My steps are from chain rule:

let $L = \textrm{tr}(\ (\mathbf{x}^{\prime}\mathbf{x}-\mathbf{T})^{\prime} (\mathbf{x}^{\prime}\mathbf{x}-\mathbf{T})\ )$.

$$
\begin{aligned}
\frac{\partial{L}}{\partial{\mathbf{x}}}
&=\frac{\partial{L}}{\partial{(\mathbf{x}^{\prime}\mathbf{x}-\mathbf{T})}} \cdot \frac{\partial(\mathbf{x}^{\prime}\mathbf{x}-\mathbf{T})}{\partial \mathbf{x}}\\
&= 2(\mathbf{x}^{\prime}\mathbf{x}-\mathbf{T}) \dot (2\mathbf{x}^{\prime})
\end{aligned}
$$

Is it correct?

Best Answer

If $T$ is symmetric, then your result is ok, but else it is a bit off.

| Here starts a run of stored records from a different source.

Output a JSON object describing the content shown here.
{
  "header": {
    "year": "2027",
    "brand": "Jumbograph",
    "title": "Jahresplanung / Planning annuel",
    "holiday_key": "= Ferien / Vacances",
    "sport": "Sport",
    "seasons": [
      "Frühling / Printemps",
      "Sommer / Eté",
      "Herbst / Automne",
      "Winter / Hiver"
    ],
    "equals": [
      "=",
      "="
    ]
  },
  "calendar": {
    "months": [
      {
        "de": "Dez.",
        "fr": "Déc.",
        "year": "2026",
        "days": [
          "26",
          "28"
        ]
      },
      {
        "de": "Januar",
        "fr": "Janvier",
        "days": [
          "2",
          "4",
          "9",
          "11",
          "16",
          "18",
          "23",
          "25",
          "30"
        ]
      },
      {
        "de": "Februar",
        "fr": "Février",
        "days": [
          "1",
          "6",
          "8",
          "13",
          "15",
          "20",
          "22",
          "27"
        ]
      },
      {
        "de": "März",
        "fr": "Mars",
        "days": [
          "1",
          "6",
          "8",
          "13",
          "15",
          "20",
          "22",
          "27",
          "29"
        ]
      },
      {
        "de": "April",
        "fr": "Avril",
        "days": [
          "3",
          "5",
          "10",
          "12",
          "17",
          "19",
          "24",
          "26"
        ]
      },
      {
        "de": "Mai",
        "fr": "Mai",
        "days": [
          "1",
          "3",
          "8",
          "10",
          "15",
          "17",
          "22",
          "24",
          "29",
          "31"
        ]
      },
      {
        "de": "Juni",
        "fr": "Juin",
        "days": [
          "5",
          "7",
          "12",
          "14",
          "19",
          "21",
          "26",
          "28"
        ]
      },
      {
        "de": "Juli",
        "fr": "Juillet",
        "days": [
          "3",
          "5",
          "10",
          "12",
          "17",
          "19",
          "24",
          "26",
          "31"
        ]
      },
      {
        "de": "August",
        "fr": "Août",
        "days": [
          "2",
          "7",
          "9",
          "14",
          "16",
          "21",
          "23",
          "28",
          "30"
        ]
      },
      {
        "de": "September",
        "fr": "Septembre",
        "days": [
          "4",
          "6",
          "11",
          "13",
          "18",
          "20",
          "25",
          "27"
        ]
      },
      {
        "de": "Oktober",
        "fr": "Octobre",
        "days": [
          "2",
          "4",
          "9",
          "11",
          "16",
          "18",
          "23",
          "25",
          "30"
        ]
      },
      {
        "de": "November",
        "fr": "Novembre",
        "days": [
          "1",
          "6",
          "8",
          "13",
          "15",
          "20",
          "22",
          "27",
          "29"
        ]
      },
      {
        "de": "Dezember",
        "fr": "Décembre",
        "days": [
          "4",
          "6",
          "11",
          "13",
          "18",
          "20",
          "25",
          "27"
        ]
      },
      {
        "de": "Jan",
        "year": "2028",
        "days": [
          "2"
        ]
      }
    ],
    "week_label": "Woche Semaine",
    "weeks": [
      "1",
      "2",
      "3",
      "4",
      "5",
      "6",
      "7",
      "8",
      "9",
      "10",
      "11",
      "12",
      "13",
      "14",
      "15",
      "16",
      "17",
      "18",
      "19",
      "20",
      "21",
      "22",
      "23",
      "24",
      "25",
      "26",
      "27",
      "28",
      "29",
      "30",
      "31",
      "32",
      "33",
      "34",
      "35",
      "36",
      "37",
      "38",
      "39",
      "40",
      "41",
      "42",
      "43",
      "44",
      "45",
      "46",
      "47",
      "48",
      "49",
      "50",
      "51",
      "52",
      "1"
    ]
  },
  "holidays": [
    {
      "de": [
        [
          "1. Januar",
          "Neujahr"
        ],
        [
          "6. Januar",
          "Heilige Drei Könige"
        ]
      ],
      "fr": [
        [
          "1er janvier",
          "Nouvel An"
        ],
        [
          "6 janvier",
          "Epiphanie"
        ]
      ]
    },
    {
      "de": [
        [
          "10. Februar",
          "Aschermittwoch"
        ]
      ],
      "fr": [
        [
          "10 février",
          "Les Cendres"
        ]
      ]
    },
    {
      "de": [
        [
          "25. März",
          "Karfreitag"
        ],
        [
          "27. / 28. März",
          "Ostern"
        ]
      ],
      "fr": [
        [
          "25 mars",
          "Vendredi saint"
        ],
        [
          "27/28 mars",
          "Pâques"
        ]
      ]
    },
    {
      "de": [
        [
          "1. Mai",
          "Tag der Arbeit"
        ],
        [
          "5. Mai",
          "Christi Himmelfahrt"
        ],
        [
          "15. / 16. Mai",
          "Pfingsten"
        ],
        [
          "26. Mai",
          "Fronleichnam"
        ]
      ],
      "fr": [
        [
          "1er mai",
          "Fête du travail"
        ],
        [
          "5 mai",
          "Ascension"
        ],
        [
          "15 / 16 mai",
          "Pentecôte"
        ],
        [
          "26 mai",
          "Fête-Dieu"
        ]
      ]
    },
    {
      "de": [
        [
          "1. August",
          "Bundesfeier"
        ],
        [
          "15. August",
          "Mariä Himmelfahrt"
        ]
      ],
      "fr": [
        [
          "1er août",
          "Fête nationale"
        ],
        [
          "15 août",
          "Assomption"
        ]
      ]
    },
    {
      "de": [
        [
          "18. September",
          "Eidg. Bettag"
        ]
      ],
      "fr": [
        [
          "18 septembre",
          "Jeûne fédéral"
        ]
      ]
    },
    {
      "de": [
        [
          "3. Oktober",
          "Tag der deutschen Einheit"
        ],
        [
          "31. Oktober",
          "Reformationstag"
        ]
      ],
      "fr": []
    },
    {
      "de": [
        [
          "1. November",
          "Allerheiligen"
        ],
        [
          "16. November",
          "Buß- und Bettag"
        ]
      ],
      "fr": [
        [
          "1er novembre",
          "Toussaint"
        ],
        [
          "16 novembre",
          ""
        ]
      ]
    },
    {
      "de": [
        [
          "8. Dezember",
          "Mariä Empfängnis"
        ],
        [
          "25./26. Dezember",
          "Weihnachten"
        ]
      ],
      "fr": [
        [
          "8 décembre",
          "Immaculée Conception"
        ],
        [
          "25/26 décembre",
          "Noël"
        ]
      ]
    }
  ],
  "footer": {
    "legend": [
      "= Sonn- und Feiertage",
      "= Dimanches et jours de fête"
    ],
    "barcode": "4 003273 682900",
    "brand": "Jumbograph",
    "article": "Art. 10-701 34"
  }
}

I wanted to take the chance to outline a general procedure that works fine for this kinds of problems. Hope you liked.

The derivative

For this kind of tasks you can use the definition of the derivative. If $x$ is a row vector, and $f$ is a differentiable function that eats vectors, then the derivative $Df(x)$ of $f$ at $x$ is the linear part of the change in $f(x)$ when $x$ increases by another vector $h$. That is, $Df(x)$ is the unique vector that satisfies $\def\tr{\mathrm{tr}}$

$$f(x+h) = f(x) + h\,Df(x) + O(h^2). \tag 1$$ where $O(h^2)$ denotes the terms where $h$ appears with order $\geq 2$.

Useful notation

If $A$ and $B$ are matrices, a useful notation is

$$ A : B = \tr(A'B) = \tr (BA') = \tr(B'A) = \tr(BA') = \sum_{ij}A_{ij}B_{ij}.$$

Clearly this product commutes and is unchanged when you transpose both factors. Moreover, if $v$ is a row and $w$ a column, write $$w : v = v : w = vw = w'v'.$$ Why? So that for row vectors $x,h$ you have the nice properties $$x:Ah' = xA:h' = h':xA=h'x:A=A:h'x = Ah':x = \sum_{ij}x_iA_{ij}h_j$$ and still the result is unchanged when both factors are transposed.

Now to you problem

Your $x$ are row vectors. Define $A(x)=(x'x-T)$. Then your function is $$f(x)=A(x):A(x)$$ Note that $$ \begin{align} A(x+h) &= (x'+h')(x+h)-T \\ &= x'x+h'x+x'h-T+O(h^2) \\ &= A(x)+h'x+x'h+O(h^2). \end{align} $$ Hence $$ \begin{align} f(x+h) &= A(x+h):A(x+h) \\ &= [A(x)+h'x+x'h]:[A(x)+h'x+x'h]+O(h^2) \\ &= A(x):A(x) + 2 A(x):[h'x+x'h] + O(h^2) \\ &= f(x) + 2 A(x):[h'x+x'h] + O(h^2) \\ \end{align} $$ Now I will denote $A=A(x)$, since there will be no more $A(x+h)$. $$ \begin{align} f(x+h)-f(x) &= 2[A:h'x + A:x'h] + O(h^2) \\ &= 2[A'x':h + Ax':h] + O(h^2) \\ &= 2h:(A'x' + Ax') + O(h^2) \\ &= 2h:(A' + A)x' + O(h^2) \\ \end{align} $$ Comparing this with $(1)$, you get that $$Df(x) = 2(A' + A)x' = 2(2x'x-T-T')x'$$

Another way

This one is more informal, but can be quite handy. Starting by $$f(x)=A:A$$ an taking differentials: $$ \begin{align} df &= 2A:dA \\ &= 2A:d(x'x) \\ &= 2(A:dx'x + A:x'dx) \\ &= 2(A':x'dx + Ax':dx) \\ &= 2(A'x':dx + Ax':dx) \\ &= 2(A' + A)x':dx \end{align} $$ hence $$\frac{df}{dx} = 2(A'+A)x'$$ as before.